Question

A roadrunner at rest suddenly spots a rattlesnake slithering directly away at a constant speed of 0.75 m/s. At the moment the snake is 10. Meters from the bird, the roadrunner starts chasing it with a constant acceleration of 1.0 m/s^2. How long will it take the roadrunner to catch up to the snake?

Answer 1

The roadrunner will take approximately 5.285 seconds to catch up to the rattlesnake.

Step-by-step explanation:

From the statement we notice that:

1) Rattlesnake moves a constant speed (
`v_(S) = 0.75\,(m)/(s)`), whereas the roadrunner accelerates uniformly from rest. (
`v_(o, R) = 0\,(m)/(s)`,
`a = 1\,(m)/(s^(2))`)

2) Initial distance between the roadrunner and rattlesnake is 10 meters. (
`x_(o, R) = 0\,m`,
`x_(o,S) = 10\,m`)

3) The roadrunner catches up to the snake at the end. (
`x_(S) = x_(R)`)

Now we construct kinematic expression for each animal:

Rattlesnake

`x_(S) = x_(o,S)+v_(S)\cdot t`

Where:

`x_(o, S)` - Initial position of the rattlesnake, measured in meters.

`x_(S)` - Final position of the rattlesnake, measured in meters.

`v_(S)` - Speed of the rattlesnake, measured in meters per second.

`t` - Time, measured in seconds.

Roadrunner

`x_(R) = x_(o,R) +v_(o,R)\cdot t +(1)/(2)\cdot a\cdot t^(2)`

Where:

`x_(o, R)` - Initial position of the roadrunner, measured in meters.

`x_(R)` - Final position of the roadrunner, measured in meters.

`v_(o,R)` - Initial speed of the roadrunner, measured in meters per second.

`a` - Acceleration of the roadrunner, measured in meters per square second.

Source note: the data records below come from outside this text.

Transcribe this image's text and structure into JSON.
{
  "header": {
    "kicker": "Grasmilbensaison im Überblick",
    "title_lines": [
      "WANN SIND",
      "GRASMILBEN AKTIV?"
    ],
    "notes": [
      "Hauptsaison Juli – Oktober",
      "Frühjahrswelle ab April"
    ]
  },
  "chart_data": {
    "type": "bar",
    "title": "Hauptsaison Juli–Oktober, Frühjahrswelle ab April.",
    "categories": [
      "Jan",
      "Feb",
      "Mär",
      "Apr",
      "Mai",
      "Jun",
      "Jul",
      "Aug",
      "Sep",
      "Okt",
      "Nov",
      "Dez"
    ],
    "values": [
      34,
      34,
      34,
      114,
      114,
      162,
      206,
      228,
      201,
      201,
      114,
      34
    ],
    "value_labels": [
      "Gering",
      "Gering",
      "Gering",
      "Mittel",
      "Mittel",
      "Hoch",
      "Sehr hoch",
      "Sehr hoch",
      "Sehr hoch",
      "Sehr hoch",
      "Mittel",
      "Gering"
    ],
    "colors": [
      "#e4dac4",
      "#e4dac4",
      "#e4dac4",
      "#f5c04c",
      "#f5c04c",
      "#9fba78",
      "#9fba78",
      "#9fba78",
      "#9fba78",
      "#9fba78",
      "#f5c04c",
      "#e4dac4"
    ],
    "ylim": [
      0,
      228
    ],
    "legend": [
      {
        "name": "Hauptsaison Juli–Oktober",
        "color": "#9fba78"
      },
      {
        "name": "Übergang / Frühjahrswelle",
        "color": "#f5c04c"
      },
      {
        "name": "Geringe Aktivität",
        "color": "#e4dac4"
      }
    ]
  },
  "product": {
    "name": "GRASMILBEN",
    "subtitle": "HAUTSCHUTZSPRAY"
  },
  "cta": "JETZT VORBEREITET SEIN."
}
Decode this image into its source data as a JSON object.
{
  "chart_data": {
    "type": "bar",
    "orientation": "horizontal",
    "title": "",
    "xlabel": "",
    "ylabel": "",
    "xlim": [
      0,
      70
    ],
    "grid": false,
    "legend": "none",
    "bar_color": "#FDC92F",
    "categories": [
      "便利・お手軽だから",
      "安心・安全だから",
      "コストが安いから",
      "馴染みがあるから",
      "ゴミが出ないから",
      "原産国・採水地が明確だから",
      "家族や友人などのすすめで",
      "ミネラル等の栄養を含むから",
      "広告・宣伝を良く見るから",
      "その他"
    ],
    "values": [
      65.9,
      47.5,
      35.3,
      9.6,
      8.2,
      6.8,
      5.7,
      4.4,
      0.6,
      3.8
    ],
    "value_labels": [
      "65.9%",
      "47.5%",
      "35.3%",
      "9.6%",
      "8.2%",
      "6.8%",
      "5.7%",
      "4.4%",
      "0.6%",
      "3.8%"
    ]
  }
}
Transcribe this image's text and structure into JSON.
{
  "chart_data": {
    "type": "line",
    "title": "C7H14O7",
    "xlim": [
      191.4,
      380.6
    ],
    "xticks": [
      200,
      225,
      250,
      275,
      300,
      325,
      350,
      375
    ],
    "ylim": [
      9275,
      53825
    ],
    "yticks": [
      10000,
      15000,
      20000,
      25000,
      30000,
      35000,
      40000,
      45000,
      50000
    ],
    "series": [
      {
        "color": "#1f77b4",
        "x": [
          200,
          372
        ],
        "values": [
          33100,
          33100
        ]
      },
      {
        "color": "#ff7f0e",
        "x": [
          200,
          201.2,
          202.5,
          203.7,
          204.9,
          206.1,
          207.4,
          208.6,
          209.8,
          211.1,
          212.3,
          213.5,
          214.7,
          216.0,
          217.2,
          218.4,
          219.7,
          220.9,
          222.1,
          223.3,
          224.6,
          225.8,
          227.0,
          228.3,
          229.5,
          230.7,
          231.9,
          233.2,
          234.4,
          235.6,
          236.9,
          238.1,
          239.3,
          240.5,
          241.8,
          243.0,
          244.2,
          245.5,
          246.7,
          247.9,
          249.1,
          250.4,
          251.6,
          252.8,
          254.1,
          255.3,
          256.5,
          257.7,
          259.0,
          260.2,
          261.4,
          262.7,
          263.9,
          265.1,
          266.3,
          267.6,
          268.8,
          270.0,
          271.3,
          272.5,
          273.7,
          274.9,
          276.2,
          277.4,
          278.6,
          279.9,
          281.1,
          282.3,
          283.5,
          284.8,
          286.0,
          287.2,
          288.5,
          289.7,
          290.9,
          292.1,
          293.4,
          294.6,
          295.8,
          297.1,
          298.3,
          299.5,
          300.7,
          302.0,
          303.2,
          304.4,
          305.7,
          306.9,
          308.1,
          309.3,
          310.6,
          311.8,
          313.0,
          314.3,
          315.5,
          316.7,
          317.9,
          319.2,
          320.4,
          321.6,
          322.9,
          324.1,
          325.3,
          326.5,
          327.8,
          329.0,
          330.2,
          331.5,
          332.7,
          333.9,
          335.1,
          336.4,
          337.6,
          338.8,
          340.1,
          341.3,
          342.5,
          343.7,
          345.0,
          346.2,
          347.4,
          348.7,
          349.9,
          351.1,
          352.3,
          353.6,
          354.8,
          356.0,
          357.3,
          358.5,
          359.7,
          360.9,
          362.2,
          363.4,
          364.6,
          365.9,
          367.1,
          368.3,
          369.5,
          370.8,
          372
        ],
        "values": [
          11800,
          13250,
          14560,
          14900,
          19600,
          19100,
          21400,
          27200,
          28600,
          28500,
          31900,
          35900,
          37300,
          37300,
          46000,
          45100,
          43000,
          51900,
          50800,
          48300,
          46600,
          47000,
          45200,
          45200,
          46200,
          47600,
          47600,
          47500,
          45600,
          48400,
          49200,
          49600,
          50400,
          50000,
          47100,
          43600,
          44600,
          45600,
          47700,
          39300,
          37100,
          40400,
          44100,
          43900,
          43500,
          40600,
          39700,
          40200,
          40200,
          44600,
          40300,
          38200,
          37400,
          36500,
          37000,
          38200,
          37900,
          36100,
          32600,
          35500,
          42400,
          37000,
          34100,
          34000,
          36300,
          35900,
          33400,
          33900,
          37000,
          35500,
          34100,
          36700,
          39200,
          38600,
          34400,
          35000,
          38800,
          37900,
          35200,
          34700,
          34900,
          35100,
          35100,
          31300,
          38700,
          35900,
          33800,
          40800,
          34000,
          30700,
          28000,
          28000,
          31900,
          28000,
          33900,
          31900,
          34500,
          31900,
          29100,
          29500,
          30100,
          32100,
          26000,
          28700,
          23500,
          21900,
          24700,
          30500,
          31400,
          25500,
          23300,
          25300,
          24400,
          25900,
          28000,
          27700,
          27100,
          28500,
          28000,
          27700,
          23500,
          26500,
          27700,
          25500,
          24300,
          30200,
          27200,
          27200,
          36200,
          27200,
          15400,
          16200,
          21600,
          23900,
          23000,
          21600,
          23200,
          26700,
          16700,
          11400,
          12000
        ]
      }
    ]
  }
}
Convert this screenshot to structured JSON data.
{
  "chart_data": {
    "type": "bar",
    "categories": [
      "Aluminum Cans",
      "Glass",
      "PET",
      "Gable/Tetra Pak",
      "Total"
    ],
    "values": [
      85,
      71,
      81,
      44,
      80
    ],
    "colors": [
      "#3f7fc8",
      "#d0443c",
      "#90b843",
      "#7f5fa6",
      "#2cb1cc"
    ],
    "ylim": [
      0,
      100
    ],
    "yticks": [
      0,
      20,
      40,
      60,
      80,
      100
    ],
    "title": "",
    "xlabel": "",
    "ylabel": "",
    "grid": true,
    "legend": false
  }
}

`t` - Time, measured in seconds.

By eliminating the final positions of both creatures, we get the resulting quadratic function:

`x_(o,S)+v_(S)\cdot t = x_(o,R)+v_(o,R)\cdot t +(1)/(2)\cdot a \cdot t^(2)`

`(1)/(2)\cdot a \cdot t^(2) + (v_(o,R)-v_(S))\cdot t + (x_(o,R)-x_(o,S)) = 0`

If we know that
`a = 1\,(m)/(s^(2))`,
`v_(o, R) = 0\,(m)/(s)`,
`v_(S) = 0.75\,(m)/(s)`,
`x_(o, R) = 0\,m` and
`x_(o,S) = 10\,m`, the resulting expression is:

`0.5\cdot t^(2)-0.75\cdot t -10=0`

We can find its root via Quadratic Formula:

`t_(1,2) = \frac{-(-0.75)\pm \sqrt{(-0.75)^(2)-4\cdot (0.5)\cdot (-10)}}{2\cdot (0.5)}`

`t_(1,2) = (3)/(4)\pm (√(329))/(4)`

Roots are
`t_(1) \approx 5.285\,s` and
`t_(2)\approx -3.785\,s`, respectively. Both are valid mathematically, but only the first one is valid physically. Hence, the roadrunner will take approximately 5.285 seconds to catch up to the rattlesnake.